Anyone who calls this a country album obviously hasn’t listened to the whole thing. Harvest is another true satisfier, especially in the context of everything else he’d done in the same three-year period. It became a hit on the back of “Heart Of Gold”, and perhaps only half of those initiated would keep up with him for the next several years; it would be hard enough to follow him for the next five.

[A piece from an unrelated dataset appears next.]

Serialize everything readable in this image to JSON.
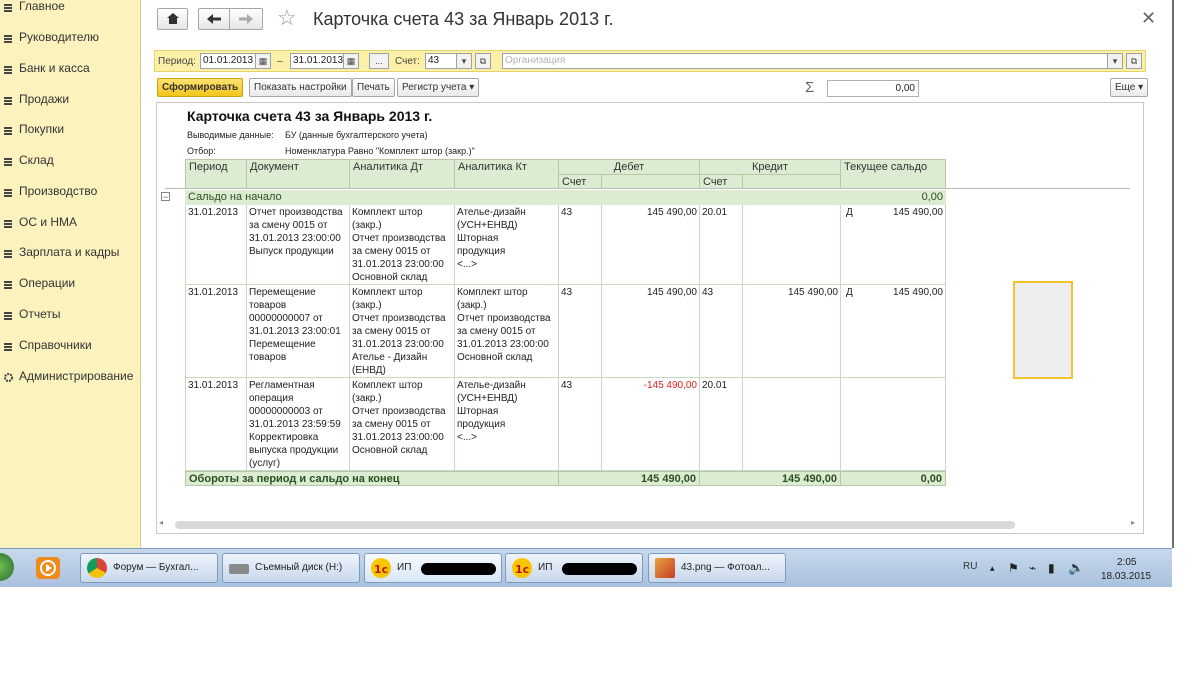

By the time of its 50th anniversary, Neil’s own Archives mission was competing with what the labels wanted to do; he’d already released several “official bootlegs” of shows from 1971. But because Harvest was considered A Big Deal, it got more than the two outtakes stuck on the end of the After The Gold Rush anniversary set. For one, it was given a nice package with a book including liner notes and pretty photos from Joel Bernstein. Two DVDs were included—one containing a new film called Harvest Time that documented many of the sessions, incorporating some material that had already been in Journey Through The Past, the other the footage from his much-booted BBC-TV performance in February 1971. The audio from this also got its own CD in the set, with each intro rap banded separately, as did a three-song EP (because it’s SO important to match the vinyl component of these sets precisely) of Harvest Outtakes. Previously exclusive to the Archives site, “Dance Dance Dance” features Tony Joe White on lead guitar, and “Bad Fog Of Loneliness” appears to be the same one from the first Archives box, but thankfully “Journey Through The Past” is a previously unheard alternate take. Granted, all of the audio, old and new, could have been squeezed onto a single CD, and surely both DVDs could have been combined on one disc too, but that’s the way these things go with golden anniversaries. (And a few months later an otherwise unheard take of “See The Sky About To Rain” was added to his website; while nice to hear, it should have been in the set we’d already bought.)

Neil Young Harvest (1972)—
2022 50th Anniversary Edition: same as 1972, plus 11 extra tracks (and 2 DVDs)

1 comment:

  1. Review of this classic still stands after all these years. Long may we run. Onto 100th anniversary!